Michael was secretly wearing a wire for the feds, and the storefront -- which Mandell dubbed "Club Med" -- had been outfitted with a hidden FBI camera, leading to dozens of hours of undercover recordings in which Mandell and Engel discussed with apparent glee the gruesome job of chopping up Campbell's body.

Engel, who years ago was convicted with Mandell in a Missouri kidnapping plot, hanged himself in his jail cell shortly after he and Mandell were arrested, authorities said.

In his filing, Bhachu said that Mandell made it clear in his conversations with Engel that the Campbell murder was to be just the first in what he hoped would be a string of lucrative extortion plots.

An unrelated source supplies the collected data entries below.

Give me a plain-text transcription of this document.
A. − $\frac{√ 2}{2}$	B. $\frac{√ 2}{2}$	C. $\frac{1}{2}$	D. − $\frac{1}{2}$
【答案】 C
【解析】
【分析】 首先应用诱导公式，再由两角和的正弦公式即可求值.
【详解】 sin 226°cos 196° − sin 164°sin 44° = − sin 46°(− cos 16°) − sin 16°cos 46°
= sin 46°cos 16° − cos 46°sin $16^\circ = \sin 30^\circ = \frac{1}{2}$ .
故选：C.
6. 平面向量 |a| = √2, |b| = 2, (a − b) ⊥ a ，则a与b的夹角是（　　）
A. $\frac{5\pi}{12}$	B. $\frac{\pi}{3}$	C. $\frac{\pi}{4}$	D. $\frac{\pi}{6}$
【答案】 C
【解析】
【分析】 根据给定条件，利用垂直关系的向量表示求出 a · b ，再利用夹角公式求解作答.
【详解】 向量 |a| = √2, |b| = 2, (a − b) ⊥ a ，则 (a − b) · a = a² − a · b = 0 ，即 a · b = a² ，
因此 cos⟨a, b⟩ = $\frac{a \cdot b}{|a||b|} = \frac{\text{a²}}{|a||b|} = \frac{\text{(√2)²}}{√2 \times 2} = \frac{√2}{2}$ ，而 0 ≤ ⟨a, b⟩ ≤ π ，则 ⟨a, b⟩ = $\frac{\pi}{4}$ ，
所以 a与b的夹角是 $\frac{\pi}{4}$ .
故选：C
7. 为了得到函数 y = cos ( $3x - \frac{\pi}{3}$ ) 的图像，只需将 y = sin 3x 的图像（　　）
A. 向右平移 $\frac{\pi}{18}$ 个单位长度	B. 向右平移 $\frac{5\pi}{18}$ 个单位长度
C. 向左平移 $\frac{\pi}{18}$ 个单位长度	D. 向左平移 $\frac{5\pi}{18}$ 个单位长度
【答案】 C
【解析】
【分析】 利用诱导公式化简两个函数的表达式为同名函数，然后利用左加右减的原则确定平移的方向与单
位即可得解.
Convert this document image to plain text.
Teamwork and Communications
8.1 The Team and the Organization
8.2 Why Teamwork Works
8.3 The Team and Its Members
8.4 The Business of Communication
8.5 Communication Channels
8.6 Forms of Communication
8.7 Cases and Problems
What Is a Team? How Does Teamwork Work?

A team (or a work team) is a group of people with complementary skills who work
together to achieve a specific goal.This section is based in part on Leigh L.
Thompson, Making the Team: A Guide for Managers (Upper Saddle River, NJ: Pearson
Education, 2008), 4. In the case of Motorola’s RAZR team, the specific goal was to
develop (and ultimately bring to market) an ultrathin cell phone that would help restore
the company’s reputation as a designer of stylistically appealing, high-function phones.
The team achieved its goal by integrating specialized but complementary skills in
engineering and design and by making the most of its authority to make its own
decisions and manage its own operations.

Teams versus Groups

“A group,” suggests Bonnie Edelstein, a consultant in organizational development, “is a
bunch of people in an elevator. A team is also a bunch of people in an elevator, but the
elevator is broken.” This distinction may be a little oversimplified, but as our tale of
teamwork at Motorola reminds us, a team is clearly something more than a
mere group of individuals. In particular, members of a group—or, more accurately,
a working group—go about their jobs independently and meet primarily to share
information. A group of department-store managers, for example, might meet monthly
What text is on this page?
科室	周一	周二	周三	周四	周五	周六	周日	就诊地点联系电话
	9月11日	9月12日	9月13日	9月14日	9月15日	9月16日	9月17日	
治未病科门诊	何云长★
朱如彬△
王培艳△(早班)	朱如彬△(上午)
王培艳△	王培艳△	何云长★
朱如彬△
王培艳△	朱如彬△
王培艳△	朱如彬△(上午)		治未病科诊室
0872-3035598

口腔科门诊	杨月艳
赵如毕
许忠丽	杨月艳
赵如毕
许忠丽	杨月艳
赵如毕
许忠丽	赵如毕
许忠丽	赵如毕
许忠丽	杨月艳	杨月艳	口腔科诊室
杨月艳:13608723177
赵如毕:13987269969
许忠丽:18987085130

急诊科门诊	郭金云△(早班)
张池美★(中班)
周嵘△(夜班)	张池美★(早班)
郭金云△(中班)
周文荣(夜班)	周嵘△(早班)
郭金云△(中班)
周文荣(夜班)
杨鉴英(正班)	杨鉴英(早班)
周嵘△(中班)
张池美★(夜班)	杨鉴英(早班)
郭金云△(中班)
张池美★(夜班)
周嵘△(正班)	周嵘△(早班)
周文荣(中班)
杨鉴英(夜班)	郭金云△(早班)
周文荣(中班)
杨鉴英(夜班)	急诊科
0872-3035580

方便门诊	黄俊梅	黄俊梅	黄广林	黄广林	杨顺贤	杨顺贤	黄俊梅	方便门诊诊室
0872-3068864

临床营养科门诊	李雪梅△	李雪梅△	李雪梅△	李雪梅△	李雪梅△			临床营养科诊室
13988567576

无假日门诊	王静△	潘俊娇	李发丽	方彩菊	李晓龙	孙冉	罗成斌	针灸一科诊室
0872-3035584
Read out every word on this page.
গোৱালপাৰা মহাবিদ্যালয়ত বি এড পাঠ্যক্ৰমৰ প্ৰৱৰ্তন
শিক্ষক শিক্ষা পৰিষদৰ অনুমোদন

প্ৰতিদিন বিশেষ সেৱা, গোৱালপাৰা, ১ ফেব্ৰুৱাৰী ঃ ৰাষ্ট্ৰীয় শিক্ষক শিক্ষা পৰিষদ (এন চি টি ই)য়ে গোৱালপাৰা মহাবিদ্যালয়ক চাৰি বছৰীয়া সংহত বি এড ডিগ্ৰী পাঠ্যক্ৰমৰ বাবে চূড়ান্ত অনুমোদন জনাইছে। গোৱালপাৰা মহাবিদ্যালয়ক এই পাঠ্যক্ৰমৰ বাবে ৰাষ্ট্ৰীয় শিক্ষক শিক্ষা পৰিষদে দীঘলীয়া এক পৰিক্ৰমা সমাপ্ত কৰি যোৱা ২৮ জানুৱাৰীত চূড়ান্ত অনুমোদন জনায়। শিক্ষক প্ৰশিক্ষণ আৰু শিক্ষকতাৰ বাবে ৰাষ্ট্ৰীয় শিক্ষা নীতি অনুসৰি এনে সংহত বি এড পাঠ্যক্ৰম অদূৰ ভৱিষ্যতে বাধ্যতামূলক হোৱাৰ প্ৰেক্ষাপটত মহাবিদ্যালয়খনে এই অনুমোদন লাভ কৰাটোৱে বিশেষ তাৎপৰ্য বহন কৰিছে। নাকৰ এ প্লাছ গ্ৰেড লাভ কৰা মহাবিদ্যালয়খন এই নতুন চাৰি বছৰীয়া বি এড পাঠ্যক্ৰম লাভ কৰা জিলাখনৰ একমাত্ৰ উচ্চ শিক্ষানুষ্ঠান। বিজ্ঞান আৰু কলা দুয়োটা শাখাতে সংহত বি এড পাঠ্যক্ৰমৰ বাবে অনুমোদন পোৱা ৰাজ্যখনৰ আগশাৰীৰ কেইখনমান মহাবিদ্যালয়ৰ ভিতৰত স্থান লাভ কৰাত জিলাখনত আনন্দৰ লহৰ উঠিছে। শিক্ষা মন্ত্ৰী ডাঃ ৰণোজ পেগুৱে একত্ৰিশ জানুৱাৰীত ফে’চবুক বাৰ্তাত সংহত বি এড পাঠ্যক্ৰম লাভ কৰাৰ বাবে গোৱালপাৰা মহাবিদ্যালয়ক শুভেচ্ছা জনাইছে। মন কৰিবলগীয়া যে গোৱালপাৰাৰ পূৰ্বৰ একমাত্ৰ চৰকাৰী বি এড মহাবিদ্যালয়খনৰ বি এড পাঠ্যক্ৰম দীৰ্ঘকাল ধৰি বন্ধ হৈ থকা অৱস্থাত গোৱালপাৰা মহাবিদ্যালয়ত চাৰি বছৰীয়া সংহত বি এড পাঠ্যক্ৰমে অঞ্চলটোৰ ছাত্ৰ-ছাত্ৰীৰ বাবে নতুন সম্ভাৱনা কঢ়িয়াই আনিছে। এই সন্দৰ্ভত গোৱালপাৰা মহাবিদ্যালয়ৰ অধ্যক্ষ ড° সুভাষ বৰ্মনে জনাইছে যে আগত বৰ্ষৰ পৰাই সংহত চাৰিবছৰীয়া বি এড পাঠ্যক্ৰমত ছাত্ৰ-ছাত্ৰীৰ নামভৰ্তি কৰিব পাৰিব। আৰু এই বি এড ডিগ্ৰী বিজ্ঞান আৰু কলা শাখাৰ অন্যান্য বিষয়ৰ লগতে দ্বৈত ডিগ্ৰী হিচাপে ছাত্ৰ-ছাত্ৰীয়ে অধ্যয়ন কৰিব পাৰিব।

At one point, Mandell told Engel that Club Med could be their "place for the next year, unless we can find something else better," the filing said.

Bhachu also said that without Michael's cooperation, Mandell might never have been caught.

"It would have been extremely difficult to detect Mandell's participation in this crime absent the fortuitous fact that Mandell approached the wrong person -- George Michael -- to assist him in luring Campbell from his home," Bhachu said.

Last year, prosecutors alleged that Mandell tried to arrange Michael's murder while he was locked up at the Metropolitan Correctional Center and awaiting trial. Since his conviction he's been held in solitary confinement at the federal Loop jail under conditions normally reserved for terrorists and convicted mob bosses.

Mandell was also accused of sending inappropriate letters from the Metropolitan Correctional Center, including one to Highland Park police. While details of that letter have not been disclosed, Highland Park was the site of a 2012 fire that killed restaurateur Giacomo Ruggirello.

The blaze was labeled a possible arson, and last year Mandell's lawyers mysteriously subpoenaed records about the investigation.